Incident Report for Buildkite

Postmortem

This was one of five incidents with a common root cause. The post mortem is available here.

Posted Jun 23, 2022 - 07:32 UTC

Resolved

We have been advised by AWS that the root cause has been fixed and performance has returned to normal. This incident is now resolved.
Posted Apr 22, 2022 - 04:52 UTC

Monitoring

We are seeing performance return to normal and seeing builds running again. We are confirming the root cause has been fixed.
Posted Apr 22, 2022 - 04:19 UTC

Update

We are in constant communication with AWS. The internal service team has identified the issue is with EBS storage and is working as fast as possible to resolve the issue.
Posted Apr 22, 2022 - 03:38 UTC

Update

We are continuing to work with the vendor to mitigate the issue. We are also continuing to investigate other mitigation options.
Posted Apr 22, 2022 - 03:01 UTC

Update

We are continuing to work with the vendor to mitigate the issue. We are also continuing to investigate other mitigation options.
Posted Apr 22, 2022 - 02:24 UTC

Update

We are continuing to work with the vendor and have been escalated through to the team responsible. We are also pursuing other options to mitigate the problem.
Posted Apr 22, 2022 - 01:53 UTC

Update

We are continuing to investigate the underlying storage performance with the vendor.

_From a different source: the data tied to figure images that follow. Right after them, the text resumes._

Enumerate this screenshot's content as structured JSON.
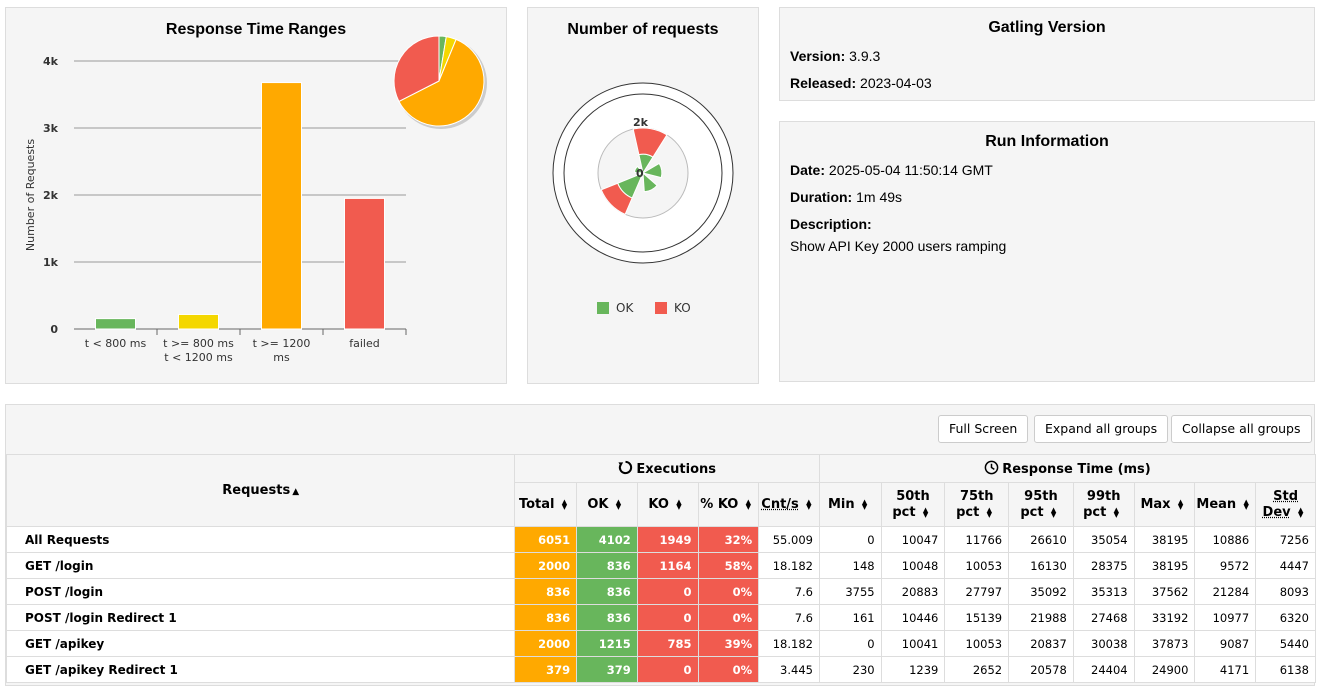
{
  "response_time_ranges": {
    "title": "Response Time Ranges",
    "chart_data": {
      "type": "bar",
      "categories": [
        "t < 800 ms",
        "t >= 800 ms t < 1200 ms",
        "t >= 1200 ms",
        "failed"
      ],
      "category_lines": [
        [
          "t < 800 ms"
        ],
        [
          "t >= 800 ms",
          "t < 1200 ms"
        ],
        [
          "t >= 1200",
          "ms"
        ],
        [
          "failed"
        ]
      ],
      "values": [
        155,
        217,
        3678,
        1949
      ],
      "colors": [
        "#68B65C",
        "#F4D700",
        "#FFA900",
        "#F15B4F"
      ],
      "ylabel": "Number of Requests",
      "ylim": [
        0,
        4000
      ],
      "yticks": [
        "0",
        "1k",
        "2k",
        "3k",
        "4k"
      ],
      "grid": true,
      "pie": {
        "values": [
          155,
          217,
          3678,
          1949
        ],
        "colors": [
          "#68B65C",
          "#F4D700",
          "#FFA900",
          "#F15B4F"
        ]
      }
    }
  },
  "number_of_requests": {
    "title": "Number of requests",
    "axis_labels": [
      "0",
      "2k"
    ],
    "legend": [
      {
        "label": "OK",
        "color": "#68B65C"
      },
      {
        "label": "KO",
        "color": "#F15B4F"
      }
    ],
    "chart_data": {
      "type": "polar-stacked",
      "categories": [
        "GET /login",
        "POST /login",
        "POST /login Redirect 1",
        "GET /apikey",
        "GET /apikey Redirect 1"
      ],
      "series": [
        {
          "name": "OK",
          "values": [
            836,
            836,
            836,
            1215,
            379
          ]
        },
        {
          "name": "KO",
          "values": [
            1164,
            0,
            0,
            785,
            0
          ]
        }
      ],
      "rmax": 2000
    }
  },
  "gatling_version": {
    "title": "Gatling Version",
    "version_label": "Version:",
    "version": "3.9.3",
    "released_label": "Released:",
    "released": "2023-04-03"
  },
  "run_information": {
    "title": "Run Information",
    "date_label": "Date:",
    "date": "2025-05-04 11:50:14 GMT",
    "duration_label": "Duration:",
    "duration": "1m 49s",
    "description_label": "Description:",
    "description": "Show API Key 2000 users ramping"
  },
  "toolbar": {
    "full_screen": "Full Screen",
    "expand_all": "Expand all groups",
    "collapse_all": "Collapse all groups"
  },
  "table": {
    "requests_header": "Requests",
    "executions_header": "Executions",
    "response_time_header": "Response Time (ms)",
    "columns": [
      "Total",
      "OK",
      "KO",
      "% KO",
      "Cnt/s",
      "Min",
      "50th pct",
      "75th pct",
      "95th pct",
      "99th pct",
      "Max",
      "Mean",
      "Std Dev"
    ],
    "column_lines": [
      [
        "Total"
      ],
      [
        "OK"
      ],
      [
        "KO"
      ],
      [
        "% KO"
      ],
      [
        "Cnt/s"
      ],
      [
        "Min"
      ],
      [
        "50th",
        "pct"
      ],
      [
        "75th",
        "pct"
      ],
      [
        "95th",
        "pct"
      ],
      [
        "99th",
        "pct"
      ],
      [
        "Max"
      ],
      [
        "Mean"
      ],
      [
        "Std",
        "Dev"
      ]
    ],
    "rows": [
      [
        "All Requests",
        "6051",
        "4102",
        "1949",
        "32%",
        "55.009",
        "0",
        "10047",
        "11766",
        "26610",
        "35054",
        "38195",
        "10886",
        "7256"
      ],
      [
        "GET /login",
        "2000",
        "836",
        "1164",
        "58%",
        "18.182",
        "148",
        "10048",
        "10053",
        "16130",
        "28375",
        "38195",
        "9572",
        "4447"
      ],
      [
        "POST /login",
        "836",
        "836",
        "0",
        "0%",
        "7.6",
        "3755",
        "20883",
        "27797",
        "35092",
        "35313",
        "37562",
        "21284",
        "8093"
      ],
      [
        "POST /login Redirect 1",
        "836",
        "836",
        "0",
        "0%",
        "7.6",
        "161",
        "10446",
        "15139",
        "21988",
        "27468",
        "33192",
        "10977",
        "6320"
      ],
      [
        "GET /apikey",
        "2000",
        "1215",
        "785",
        "39%",
        "18.182",
        "0",
        "10041",
        "10053",
        "20837",
        "30038",
        "37873",
        "9087",
        "5440"
      ],
      [
        "GET /apikey Redirect 1",
        "379",
        "379",
        "0",
        "0%",
        "3.445",
        "230",
        "1239",
        "2652",
        "20578",
        "24404",
        "24900",
        "4171",
        "6138"
      ]
    ]
  }
}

We are observing that job dispatch is succeeding but is delayed.
Posted Apr 22, 2022 - 01:23 UTC

Identified

The problem has been identified on the underlying storage performance and we are confirming with the vendor and working on mitigations
Posted Apr 22, 2022 - 01:03 UTC

Investigating

We are currently investigating this issue.
Posted Apr 22, 2022 - 00:48 UTC
This incident affected: Web, Agent API, REST API, and Job Queue.